I thought I’d take a lesson from marathon racing as an example of how to care for yourself with more kindness. “Hitting the wall” is a marathon term for when your body says “No more, that’s it.” The bummer is that it usually occurs 6-8 miles before the finish line! Most marathoners and athletes know the psychological shift that occurs when a part of you says, “I’m throwing in the towel.” Like the last rep in lifting weights that just doesn’t want to get off your chest. Like getting the air knocked out of you.
I recently ran a marathon. I had known of the legendary wall–my coach and all my friends and colleagues who have run a marathon spoke of it. Did I think I’d hit the wall? No way! But sure enough, right around mile 18, I felt something I never felt before and took me a minute to recognize. It was a whole new level of pain. A mixture of pain and physiological shut down, like my body isn’t going to do what I want it to do.
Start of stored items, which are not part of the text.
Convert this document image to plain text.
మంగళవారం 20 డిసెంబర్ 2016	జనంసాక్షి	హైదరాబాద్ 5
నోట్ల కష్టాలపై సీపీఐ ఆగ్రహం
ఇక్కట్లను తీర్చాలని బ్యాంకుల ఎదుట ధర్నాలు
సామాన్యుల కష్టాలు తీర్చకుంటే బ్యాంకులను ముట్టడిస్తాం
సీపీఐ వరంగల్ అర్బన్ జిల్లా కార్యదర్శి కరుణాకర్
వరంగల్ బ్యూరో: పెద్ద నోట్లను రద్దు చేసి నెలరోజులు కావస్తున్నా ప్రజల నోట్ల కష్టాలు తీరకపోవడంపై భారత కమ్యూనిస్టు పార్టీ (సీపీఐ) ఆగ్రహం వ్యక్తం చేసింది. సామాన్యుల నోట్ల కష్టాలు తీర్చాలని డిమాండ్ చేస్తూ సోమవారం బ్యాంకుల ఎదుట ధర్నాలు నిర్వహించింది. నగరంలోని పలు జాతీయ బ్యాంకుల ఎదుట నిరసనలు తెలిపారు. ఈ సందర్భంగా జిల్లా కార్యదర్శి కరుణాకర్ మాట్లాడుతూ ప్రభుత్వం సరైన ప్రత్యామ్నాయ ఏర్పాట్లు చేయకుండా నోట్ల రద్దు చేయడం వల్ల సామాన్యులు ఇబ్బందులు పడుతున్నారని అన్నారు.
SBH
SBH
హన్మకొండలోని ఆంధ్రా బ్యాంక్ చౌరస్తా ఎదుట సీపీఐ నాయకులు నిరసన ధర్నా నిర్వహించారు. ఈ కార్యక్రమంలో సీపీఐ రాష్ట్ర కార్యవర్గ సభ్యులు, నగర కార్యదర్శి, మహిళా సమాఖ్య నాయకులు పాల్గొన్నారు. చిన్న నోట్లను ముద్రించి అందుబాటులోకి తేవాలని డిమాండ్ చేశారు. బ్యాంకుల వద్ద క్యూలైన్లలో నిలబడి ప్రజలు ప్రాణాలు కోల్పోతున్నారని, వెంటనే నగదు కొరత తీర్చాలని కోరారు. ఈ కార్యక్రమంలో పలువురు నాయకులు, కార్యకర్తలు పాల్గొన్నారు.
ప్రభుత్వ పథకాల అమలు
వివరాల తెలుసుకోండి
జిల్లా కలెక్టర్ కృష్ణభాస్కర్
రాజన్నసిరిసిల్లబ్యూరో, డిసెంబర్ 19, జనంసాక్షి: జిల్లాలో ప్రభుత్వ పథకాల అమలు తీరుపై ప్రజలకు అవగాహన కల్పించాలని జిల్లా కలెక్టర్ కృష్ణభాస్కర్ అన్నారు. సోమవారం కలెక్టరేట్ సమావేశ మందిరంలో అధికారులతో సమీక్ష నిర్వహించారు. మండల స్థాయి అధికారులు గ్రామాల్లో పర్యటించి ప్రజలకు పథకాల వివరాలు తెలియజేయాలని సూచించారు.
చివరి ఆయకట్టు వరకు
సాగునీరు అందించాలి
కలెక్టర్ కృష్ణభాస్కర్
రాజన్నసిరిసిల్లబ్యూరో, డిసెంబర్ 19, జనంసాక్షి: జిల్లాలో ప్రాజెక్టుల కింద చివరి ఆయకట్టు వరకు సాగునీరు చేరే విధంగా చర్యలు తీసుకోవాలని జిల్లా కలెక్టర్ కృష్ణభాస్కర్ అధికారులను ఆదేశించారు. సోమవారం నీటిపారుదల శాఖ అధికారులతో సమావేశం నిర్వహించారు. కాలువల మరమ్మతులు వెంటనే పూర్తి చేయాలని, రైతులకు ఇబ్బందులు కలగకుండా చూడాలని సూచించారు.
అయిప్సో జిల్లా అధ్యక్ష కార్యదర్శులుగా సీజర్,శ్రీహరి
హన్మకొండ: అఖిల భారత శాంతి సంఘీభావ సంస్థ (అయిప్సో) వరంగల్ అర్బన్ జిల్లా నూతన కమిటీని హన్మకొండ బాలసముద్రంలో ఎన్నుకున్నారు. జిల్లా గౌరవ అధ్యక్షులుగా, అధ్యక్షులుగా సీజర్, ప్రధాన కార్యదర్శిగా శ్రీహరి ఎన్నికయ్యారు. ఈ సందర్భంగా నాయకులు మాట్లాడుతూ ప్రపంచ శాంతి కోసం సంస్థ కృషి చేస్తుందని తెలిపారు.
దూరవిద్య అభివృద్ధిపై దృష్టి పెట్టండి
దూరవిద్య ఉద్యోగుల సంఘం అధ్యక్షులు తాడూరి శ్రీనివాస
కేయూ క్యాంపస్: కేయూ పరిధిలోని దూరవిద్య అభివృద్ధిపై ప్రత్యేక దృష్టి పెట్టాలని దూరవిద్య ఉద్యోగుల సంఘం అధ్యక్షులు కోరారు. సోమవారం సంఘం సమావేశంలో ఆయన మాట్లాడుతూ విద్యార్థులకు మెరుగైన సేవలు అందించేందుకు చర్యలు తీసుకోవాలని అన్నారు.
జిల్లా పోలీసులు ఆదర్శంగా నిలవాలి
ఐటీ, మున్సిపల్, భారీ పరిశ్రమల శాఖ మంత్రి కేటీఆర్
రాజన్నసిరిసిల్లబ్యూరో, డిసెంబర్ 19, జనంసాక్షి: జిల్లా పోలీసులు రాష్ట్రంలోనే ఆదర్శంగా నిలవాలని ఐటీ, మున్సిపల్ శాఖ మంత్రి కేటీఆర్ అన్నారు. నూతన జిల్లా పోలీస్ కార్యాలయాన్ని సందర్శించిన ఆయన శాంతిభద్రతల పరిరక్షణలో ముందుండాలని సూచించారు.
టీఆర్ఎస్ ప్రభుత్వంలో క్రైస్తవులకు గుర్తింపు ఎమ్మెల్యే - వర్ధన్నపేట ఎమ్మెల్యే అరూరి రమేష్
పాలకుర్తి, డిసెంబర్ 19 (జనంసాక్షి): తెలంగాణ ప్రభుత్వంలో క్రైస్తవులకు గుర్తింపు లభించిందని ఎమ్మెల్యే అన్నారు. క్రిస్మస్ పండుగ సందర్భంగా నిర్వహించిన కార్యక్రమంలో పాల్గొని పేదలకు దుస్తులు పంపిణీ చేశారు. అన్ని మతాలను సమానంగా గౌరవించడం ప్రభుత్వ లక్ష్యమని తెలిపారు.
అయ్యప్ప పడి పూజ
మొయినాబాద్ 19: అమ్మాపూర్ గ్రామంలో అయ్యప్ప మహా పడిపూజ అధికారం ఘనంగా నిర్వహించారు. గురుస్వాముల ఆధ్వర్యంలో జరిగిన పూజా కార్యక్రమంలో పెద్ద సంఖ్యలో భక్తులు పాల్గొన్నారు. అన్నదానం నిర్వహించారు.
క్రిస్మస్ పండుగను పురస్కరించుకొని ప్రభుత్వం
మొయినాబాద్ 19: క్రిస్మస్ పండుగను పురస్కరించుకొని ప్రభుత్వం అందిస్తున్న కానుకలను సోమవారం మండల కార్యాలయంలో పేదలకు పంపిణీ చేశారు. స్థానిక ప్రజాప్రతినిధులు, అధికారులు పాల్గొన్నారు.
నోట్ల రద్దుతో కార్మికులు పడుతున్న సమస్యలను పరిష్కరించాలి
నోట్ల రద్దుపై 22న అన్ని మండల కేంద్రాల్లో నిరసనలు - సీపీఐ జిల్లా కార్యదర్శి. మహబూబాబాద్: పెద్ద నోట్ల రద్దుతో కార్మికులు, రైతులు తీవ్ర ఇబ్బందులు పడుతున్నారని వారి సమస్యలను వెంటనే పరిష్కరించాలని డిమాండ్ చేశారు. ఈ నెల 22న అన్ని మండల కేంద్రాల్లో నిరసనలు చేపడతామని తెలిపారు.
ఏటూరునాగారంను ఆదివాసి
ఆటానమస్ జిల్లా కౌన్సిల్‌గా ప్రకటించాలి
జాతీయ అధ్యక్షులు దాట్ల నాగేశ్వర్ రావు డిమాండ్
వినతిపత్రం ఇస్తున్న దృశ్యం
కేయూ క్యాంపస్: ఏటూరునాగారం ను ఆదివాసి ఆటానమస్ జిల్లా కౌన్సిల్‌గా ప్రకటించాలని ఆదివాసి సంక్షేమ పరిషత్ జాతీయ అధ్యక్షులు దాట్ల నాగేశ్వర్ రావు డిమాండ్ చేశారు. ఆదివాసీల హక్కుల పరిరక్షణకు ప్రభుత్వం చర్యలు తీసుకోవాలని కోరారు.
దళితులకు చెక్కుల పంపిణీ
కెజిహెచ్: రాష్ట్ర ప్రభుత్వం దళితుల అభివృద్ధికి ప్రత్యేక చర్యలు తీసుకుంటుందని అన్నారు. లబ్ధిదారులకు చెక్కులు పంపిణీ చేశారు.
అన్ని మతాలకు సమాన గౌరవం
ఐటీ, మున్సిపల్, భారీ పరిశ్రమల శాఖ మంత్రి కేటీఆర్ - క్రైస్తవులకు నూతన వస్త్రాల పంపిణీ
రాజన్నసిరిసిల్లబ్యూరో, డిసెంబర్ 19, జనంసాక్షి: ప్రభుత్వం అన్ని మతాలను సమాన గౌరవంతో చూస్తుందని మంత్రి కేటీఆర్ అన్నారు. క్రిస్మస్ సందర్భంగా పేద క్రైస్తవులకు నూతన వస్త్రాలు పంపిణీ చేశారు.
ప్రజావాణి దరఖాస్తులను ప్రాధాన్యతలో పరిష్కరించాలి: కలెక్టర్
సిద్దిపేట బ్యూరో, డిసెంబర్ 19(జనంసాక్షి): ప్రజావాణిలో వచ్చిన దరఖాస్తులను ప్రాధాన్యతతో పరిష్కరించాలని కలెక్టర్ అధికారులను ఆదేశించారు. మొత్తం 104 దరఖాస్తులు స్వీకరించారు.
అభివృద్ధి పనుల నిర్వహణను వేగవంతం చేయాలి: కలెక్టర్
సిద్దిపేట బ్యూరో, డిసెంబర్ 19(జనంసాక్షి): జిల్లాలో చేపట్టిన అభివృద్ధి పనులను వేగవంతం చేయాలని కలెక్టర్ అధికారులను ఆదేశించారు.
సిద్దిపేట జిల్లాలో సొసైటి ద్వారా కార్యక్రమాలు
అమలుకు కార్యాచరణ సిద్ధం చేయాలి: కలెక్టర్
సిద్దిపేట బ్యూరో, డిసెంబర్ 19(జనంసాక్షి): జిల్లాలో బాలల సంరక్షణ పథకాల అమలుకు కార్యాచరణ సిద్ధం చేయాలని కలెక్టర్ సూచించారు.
It was exhaustion so great as to completely fill my mind with the idea that I’ve got to stop running and abort the mission. I hit the wall.
Even after months of training! And what I ended up saying to myself was, “Slow down, modify your goal, keep going and maybe a bus will come along and put me out of my misery.” Because no matter what, I wasn’t going to stop until I crossed the finish line or I keeled over.
How many times have you told yourself that?
This is a formidable mindset in personal, professional and athletic achievement. It is an ability to override your fatigue, exhaustion and limitations in order to achieve an aim or goal. It is heroic. And you feel glory for your accomplishments. This ability has come from years of conditioning and coaching. But your conditioning and training of overriding your pain may create difficulties in your close relationships. This doesn’t turn out to be a great strategy for long-term relationships and your own personal happiness.
Have you ever noticed yourself feeling anxious, angry or attacked in a close relationship and you just blow up? Like a volcano, you are a juggernaut. Or you’ve done that and experienced the fallout from it and now you tend to clam up when arguments start with your partner? “Suck it up” you may tell yourself. Or maybe you end the relationship. Either way, what has happened is that you “hit the wall.” You likely feel psychologically exhausted, overwhelmed or dysregulated. You may also become distrustful of your ability to manage the situation effectively. And blowing up and clamming up are behaviors that can become a cycle where one leads to the other. Then you often feel stressed and unhappy.
Here is a tip: When you are engaging with your partner and it is getting difficult, louder or you are fighting, notice what is going on in your body. Does it feel comfortable and relaxed? Or do you feel bad or uncomfortable? Are you yelling? Are you silent? Are you holding your breath, tensing your muscles, getting tunnel vision? If you are say to your partner, “I’m stressed right now. I need to take a break.” Then take as long as it takes to get yourself to neutral. Rest, workout, refuel, get counsel from friends or your therapist and get yourself back into neutral. John Gottman, http://www.gottman.com/, reports that feeling neutral in your relationship more of the time can serve as a foundation for a satisfying long-term relationship.
Individual counseling can help. You can get consultation and self-management coaching from counseling. A men’s support group can help. Couples counseling can help. You can learn how to manage yourself with more compassion and empathy when you hit the wall.
More tips to come. Take good care of yourselves gentlemen.